By Ian Jeffrey
Why should Thomas Mailaender, a contemporary artist known for his impudent provocations, want to present us with photographs of students climbing on the roofs and walls of colleges at the University of Cambridge in the mid-1930s?
The Night Climbers of Cambridge was first published in 1937, by Chatto & Windus, a respectable publishing house in London. (The book, illustrated with photographs, was recently reissued by Oleander Press.) Mailaender, attracted by this peculiar venture, bought the original pictures and assembled them as a traveling exhibition. An odd choice, at first sight, but Mailaender has always been attracted by makeshift spoofs and charades.
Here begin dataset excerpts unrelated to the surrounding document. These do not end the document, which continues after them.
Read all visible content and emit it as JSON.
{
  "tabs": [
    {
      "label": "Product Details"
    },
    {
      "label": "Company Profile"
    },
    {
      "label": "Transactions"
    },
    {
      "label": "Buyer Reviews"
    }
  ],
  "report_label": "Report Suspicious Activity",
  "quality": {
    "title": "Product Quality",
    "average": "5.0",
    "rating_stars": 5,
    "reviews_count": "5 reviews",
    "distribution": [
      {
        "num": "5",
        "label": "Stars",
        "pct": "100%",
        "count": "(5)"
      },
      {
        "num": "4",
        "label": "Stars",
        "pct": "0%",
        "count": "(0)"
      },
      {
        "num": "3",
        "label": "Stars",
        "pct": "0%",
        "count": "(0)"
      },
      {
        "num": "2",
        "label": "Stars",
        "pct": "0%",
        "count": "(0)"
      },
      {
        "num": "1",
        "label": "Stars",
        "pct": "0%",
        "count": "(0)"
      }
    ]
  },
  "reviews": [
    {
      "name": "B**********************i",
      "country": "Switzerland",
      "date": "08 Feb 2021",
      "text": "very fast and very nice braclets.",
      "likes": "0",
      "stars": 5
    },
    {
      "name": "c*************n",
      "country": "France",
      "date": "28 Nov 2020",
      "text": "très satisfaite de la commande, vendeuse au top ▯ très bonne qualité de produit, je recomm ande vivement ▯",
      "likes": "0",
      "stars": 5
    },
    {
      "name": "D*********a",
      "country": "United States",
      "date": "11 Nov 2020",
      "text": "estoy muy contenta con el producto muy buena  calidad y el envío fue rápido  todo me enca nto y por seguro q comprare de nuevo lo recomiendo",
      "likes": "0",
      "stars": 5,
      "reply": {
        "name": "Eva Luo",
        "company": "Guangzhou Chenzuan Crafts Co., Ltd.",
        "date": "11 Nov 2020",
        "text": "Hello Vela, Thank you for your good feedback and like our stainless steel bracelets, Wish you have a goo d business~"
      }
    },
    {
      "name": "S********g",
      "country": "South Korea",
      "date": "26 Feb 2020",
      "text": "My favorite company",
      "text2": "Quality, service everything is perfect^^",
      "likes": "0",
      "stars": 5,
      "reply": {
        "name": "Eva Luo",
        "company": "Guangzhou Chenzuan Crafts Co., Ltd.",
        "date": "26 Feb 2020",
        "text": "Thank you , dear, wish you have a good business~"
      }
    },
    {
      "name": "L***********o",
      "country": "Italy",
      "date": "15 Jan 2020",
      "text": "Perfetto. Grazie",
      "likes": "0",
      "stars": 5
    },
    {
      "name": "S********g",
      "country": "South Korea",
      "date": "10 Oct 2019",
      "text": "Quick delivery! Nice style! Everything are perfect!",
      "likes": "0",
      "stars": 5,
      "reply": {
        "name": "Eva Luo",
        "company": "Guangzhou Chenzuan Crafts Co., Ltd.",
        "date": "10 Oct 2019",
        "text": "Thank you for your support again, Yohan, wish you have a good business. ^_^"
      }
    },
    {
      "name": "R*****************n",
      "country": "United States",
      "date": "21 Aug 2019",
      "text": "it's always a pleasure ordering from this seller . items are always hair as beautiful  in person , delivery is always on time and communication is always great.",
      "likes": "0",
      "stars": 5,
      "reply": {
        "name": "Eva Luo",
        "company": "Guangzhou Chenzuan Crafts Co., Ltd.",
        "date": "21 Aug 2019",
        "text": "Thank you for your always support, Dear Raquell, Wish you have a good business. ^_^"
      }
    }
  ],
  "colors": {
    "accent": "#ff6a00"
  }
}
Nothing attracts him more than a tacky stunt where all the seams show. He is at home in the soft underbelly of the Internet, where self-satisfied egotists hog the limelight as they compete for delusional awards. In one noteworthy presentation he features as a beaming prize-winner holding on to outsize checks. He has a fondness for shaky facsimiles and rackety cover versions. His pictures of Algerian vehicles, piled high with possessions and discards, taken at the port of Marseille, look like nothing so much as a Joseph Beuys exhibition chanced upon in transit.
Mailaender is a saboteur. Bathos is his mode. His targets are credulity and complacency. He finds contemporary life, which includes contemporary art, ridiculous, pathetic, and entertaining. Long ago, before the night climbers plied their saucy trade on the walls of Cambridge, he would have been at one with Austrian writer Karl Kraus, who also appropriated pictures. Kraus’s leitmotif, you will remember, was the hanged body of the separatist Cesare Battisti displayed on a board in the moat of the Castello del Buonconsiglio in 1916 as part of a group portrait of executioners and accomplices all happy to be involved. Kraus saw it as a conclusive indictment of the Austrian Empire.
The Cambridge adventurers fit Mailaender’s bill precisely. Maybe they meant no real harm. All the same they were climbing, which was a man’s business carried out regularly and hazardously on rock faces in the Lake District and in Wales—and sometimes in the Alps and on Everest where George Mallory and Andrew Irvine came stylishly to grief in 1924. In this context fooling around on the buttresses of King’s College or St. John’s couldn’t be taken seriously. The night climbers, headed by Noël Edward Symington, were, one might think, asking to be held in contempt.
They weren’t even doing anything very unusual, for any amount of famous names had amused themselves on those famous walls—Geoffrey Winthrop Young, for example, a famous alpinist and author of The Roof-Climber’s Guide to Trinity in 1899. What set the new generation apart was its interest in publicity. They photographed themselves in action, using flash—which drew the attention of passing policemen. They were, that is to say, interested in staged events, and at the time such events were popular in the British press: studio pictures, for instance, of films in the making and of early TV shoots at London’s Alexandra Palace.
Meanwhile, in the real world the Spanish Civil War was in full swing—Guernica was bombed in 1937. In depressed Britain the government was at its wits’ end and the unemployed were up in arms—the famous Jarrow marches protesting unemployment and poverty also took place in 1937. The night climbers, cheeking the authorities and policemen, played their studiedly inconsequential part in this ghastly montage, and it is on this state of affairs that Mailaender has put his finger.
Ian Jeffrey is an art historian. Among many other projects, he was a major contributor to Thirties, a comprehensive survey of British art and design before the war, presented in 1979 at the Hayward Gallery, London.
Thomas Mailaender will exhibit The Night Climbers of Cambridge this September at Roman Road Project Space, London.